In Swift (Alamofire) I do this code:
let url = URL(string: "http://cdn.thechivemobile.com.edgesuite.net/v5/chive/20117177/20117177_2_600_366.gif")!
let task = Alamofire.request(url)
task.downloadProgress() { (progress) in
print("*** \(progress.completedUnitCount) \(progress.totalUnitCount)\n")
}
And progress.totalUnitCount
is always -1.
But with this Objective-C (AFNetworking) code:
NSURLRequest *request = [[NSURLRequest alloc] initWithURL:[NSURL URLWithString:@"http://cdn.thechivemobile.com.edgesuite.net/v5/chive/20117177/20117177_2_600_366.gif"]];
AFHTTPRequestOperation *httpOperation = [[AFHTTPRequestOperation alloc] initWithRequest:request];
[httpOperation setDownloadProgressBlock:^(NSUInteger bytesRead, long long totalBytesRead, long long totalBytesExpectedToRead) {
NSLog(@"*** %@", @(((double)totalBytesRead) / ((double)totalBytesExpectedToRead)));
}];
[httpOperation start];
totalBytesExpectedToRead
is valid.
I looked at the headers and they are slightly different.

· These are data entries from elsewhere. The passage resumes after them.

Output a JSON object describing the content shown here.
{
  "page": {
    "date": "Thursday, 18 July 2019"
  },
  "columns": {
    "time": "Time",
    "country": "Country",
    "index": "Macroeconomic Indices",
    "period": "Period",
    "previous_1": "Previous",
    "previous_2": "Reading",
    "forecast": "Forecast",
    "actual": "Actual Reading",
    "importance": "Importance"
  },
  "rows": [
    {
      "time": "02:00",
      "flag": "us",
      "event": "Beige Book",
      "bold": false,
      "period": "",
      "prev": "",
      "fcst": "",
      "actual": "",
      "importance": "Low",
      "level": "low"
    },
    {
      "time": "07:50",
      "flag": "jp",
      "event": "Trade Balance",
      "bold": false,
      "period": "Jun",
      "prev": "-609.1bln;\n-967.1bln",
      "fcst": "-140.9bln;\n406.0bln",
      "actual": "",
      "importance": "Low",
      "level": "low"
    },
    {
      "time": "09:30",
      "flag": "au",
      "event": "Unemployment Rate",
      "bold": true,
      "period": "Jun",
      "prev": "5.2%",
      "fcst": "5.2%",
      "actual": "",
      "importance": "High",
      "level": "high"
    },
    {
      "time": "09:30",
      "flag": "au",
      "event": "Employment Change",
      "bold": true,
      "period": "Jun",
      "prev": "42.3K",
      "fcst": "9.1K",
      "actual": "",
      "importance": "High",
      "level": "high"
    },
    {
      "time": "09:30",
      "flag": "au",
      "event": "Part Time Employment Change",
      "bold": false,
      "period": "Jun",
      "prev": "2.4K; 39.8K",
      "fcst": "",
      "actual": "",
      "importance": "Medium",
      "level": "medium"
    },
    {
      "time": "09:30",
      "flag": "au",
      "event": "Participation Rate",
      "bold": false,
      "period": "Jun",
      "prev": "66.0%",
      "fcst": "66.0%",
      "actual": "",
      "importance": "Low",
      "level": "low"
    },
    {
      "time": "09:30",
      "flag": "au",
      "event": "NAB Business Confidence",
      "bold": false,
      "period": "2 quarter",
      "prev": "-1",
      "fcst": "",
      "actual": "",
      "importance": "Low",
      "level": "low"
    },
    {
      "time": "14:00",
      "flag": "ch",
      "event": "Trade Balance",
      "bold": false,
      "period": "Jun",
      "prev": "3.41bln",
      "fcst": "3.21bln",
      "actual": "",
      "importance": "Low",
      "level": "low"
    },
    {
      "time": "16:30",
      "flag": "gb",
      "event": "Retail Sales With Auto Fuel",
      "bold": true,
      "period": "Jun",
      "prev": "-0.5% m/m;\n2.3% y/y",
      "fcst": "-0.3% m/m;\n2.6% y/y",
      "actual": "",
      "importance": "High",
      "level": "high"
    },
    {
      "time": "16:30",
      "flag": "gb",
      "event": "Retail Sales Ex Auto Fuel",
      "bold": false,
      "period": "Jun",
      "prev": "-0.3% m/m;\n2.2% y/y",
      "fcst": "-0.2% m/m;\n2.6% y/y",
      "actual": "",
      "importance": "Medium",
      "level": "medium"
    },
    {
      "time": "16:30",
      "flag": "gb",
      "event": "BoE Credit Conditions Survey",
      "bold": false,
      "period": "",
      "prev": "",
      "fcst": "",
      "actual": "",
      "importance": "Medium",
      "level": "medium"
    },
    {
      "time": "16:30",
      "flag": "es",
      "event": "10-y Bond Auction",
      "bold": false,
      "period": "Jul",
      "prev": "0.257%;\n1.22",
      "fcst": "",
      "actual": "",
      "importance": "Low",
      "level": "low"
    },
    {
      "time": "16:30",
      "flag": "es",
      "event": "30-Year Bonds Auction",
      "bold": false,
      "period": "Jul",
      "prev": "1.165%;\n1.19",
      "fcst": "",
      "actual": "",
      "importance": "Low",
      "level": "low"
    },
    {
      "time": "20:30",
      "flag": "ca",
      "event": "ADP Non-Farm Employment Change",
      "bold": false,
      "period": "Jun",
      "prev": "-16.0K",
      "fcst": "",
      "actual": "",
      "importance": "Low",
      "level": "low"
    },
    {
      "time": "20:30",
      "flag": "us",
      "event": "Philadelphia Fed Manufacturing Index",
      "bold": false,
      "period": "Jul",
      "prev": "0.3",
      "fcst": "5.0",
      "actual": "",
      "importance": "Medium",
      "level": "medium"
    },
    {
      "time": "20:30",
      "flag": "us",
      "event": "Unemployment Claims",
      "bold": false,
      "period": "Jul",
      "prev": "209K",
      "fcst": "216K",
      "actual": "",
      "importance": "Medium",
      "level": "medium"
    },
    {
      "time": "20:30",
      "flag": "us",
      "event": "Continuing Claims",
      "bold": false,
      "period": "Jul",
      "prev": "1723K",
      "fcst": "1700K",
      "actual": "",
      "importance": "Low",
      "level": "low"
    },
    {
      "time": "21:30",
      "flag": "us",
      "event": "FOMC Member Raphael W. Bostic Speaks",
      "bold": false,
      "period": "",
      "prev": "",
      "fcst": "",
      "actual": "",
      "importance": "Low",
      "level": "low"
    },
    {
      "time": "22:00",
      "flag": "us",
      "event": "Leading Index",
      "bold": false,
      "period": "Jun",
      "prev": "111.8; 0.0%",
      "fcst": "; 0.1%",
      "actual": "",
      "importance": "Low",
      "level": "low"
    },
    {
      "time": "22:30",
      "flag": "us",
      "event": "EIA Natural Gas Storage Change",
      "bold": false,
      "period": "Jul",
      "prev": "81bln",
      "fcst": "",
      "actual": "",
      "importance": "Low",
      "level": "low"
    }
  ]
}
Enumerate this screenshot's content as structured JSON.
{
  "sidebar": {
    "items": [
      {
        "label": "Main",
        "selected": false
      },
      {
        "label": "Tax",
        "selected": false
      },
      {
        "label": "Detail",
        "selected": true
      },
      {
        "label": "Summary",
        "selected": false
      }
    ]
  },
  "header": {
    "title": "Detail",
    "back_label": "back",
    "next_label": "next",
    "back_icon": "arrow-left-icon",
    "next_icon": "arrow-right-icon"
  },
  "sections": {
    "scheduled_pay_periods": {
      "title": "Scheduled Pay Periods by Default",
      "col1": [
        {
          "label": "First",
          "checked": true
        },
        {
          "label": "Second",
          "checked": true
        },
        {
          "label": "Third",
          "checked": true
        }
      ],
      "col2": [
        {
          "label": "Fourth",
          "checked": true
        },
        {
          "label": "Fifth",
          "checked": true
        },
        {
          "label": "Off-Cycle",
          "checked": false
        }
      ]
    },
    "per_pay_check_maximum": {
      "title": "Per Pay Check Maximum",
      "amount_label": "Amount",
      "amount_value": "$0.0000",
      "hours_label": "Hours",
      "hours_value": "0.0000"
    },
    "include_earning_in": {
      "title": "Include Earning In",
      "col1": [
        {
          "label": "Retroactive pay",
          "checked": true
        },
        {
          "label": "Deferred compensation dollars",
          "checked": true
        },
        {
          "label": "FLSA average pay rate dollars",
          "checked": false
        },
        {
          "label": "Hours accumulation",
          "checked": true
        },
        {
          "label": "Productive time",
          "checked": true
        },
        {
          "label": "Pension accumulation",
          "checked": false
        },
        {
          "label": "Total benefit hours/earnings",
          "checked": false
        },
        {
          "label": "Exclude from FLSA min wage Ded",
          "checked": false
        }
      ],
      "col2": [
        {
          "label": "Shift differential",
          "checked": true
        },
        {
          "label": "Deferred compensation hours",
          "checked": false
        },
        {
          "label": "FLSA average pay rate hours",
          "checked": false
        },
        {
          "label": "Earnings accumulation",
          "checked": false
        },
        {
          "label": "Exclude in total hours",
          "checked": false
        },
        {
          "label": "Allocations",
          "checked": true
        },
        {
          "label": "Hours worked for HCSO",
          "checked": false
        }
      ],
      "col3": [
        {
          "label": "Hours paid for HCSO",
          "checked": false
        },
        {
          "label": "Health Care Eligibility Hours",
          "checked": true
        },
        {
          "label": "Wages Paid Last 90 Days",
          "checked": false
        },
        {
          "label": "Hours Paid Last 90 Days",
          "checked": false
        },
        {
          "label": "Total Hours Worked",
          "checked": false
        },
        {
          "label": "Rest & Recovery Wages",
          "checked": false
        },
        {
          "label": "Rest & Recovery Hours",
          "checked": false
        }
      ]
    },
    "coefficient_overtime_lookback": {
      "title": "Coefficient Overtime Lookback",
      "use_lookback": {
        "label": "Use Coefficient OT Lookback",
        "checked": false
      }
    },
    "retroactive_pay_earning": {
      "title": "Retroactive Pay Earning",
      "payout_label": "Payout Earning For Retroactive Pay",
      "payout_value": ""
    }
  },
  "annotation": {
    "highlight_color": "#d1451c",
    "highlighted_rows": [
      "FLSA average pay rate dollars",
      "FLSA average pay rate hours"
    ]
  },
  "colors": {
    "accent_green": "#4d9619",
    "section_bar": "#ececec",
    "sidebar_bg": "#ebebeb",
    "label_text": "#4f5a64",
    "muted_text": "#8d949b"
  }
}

The Objective-C code gets headers with Content-Length
, the Swift code does not.
The problem was I needed to add "Accept-Encoding: gzip" for Alamofire. I didn't need to do this with AFNetworking.
request.addValue("gzip", forHTTPHeaderField: "Accept-Encoding")
It seems Akamai is probably caching these images as zipped objects and unzipping them before downloading them. When it does this it doesn't know the unzipped content size ahead of time so it doesn't include "Content-Length".